In a departure from the bitter back and forth that started last year with Bank’s rebuffed offer for Wearhouse, Ewert said, “All of us at Men’s Wearhouse have great respect for the Jos. A. Bank management team and are eager to work with Jos. A. Bank’s talented employees.”

Jos. A. Bank Chairman Robert N. Wildrick said the retailer’s board has been focused on finding a strategic alternative that would maximize value for shareholders.

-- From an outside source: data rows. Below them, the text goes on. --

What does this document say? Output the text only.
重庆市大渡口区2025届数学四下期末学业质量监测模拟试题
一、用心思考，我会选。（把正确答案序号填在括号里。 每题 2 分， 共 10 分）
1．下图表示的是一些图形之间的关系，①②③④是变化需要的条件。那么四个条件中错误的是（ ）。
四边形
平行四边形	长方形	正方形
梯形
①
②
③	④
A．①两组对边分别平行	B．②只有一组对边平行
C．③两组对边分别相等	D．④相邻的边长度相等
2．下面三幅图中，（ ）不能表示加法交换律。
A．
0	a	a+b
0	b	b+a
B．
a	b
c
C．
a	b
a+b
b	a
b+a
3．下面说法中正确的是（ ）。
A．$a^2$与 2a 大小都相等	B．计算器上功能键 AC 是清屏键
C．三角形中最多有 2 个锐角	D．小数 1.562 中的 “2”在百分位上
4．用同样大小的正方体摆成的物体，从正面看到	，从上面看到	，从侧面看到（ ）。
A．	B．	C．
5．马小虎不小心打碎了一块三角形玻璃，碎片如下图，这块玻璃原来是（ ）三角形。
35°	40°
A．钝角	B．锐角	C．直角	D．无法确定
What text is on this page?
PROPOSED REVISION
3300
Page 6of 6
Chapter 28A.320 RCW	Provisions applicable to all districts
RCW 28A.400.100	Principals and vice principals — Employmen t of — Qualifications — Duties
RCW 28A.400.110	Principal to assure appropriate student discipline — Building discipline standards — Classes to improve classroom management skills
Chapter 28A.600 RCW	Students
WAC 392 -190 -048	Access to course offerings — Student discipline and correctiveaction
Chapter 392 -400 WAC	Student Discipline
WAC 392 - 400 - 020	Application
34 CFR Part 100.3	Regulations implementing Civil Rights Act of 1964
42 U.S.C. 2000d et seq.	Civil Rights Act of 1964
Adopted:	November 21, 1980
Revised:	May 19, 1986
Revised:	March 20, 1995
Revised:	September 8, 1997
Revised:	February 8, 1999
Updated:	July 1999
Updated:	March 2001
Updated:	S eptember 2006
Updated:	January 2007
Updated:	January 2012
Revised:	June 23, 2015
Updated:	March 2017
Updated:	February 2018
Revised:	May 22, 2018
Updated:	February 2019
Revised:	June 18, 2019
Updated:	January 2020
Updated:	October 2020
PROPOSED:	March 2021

“The transaction we are announcing today clearly reflects the success of our efforts, providing a substantial premium over any price at which our stock has ever traded, including a 56 percent premium since our interest in Men’s Wearhouse became public last October,” Wildrick said.

Jos. A. Bank also said it has terminated its recent agreement to acquire outdoor-apparel retailer Eddie Bauer.

“It’s a slam dunk – shareholders will approve this,” said Mark Montagna, a senior research analyst with Avondale Partners LLC, a Nashville, Tenn.-based investment bank. “I think it’s a good deal. It’s a positive for shareholders of both companies.”

Each chain will benefit from the other’s strengths, he said. Jos. A. Bank will get a boost for its tuxedo-rental business, while Men’s Wearhouse will get the advantage of lower costs and higher quality in sourcing products.

Both chains will get improved buying power for spending on advertising, sourcing of products, supplies and real estate for store locations.

He said he doubted the merger will be held up by antitrust issues, because the combined company would represent only about 5 percent of the total menswear business.

“You have to look at the total pie, and when you look at it from that perspective, it’s not that big a deal,” Montagna said.

Retail experts believe the store brands will continue to be maintained separately, and continue to draw a slightly different customer. Jos. A. Bank is viewed as slightly higher-end.

“It will not take any special marketing campaign to differentiate the businesses,” Montagna said.

As for the drawbacks of such a combination?

“Will the two sides get along after such public animosity?” he wondered.

After Men’s Wearhouse spurned Jos. A. Bank’s takeover last fall, it countered with its own bid for the other company. After Jos. A. Bank rejected its overtures, Men’s Wearhouse went hostile in January, offering to buy Bank shares directly from shareholders for $1.6 billion.

Men’s Wearhouse raised its hostile offer for Bank to $63.50 per share, and indicated it would raise its bid to $65 per share if a review of Bank’s books allowed it to discover additional value. Bank rejected the offer, but said it would meet to discuss a higher price. The chains agreed more than a week ago to exchange confidential information and consider a potential merger.

The negotiations came after Bank had vowed to remain independent, then made a bid for Eddie Bauer.

The Men’s Wearhouse offer of $63.50 per share was to have expired Wednesday, and hinged on Bank dropping plans to acquire Eddie Bauer in an $825 million cash-and-stock deal. Men’s Wearhouse extended the deadline for the tender offer to 5 p.m. March 19.

Some analysts saw the Bauer deal, which would have meant taking on debt, as a plan by Bank to make itself a less attractive target. Eminence Capital, a New York hedge fund that owns a 10 percent stake in Men’s Wearhouse and about 5 percent of Bank’s stock, had accused Bank of “desperate” tactics to protect management jobs by planning to buy Bauer, and filed a lawsuit in Delaware in January.

Bank started the takeover tiff last year when it offered to buy Men’s Wearhouse with the help of a $250 million investment from Golden Gate Capital, the owner of Eddie Bauer.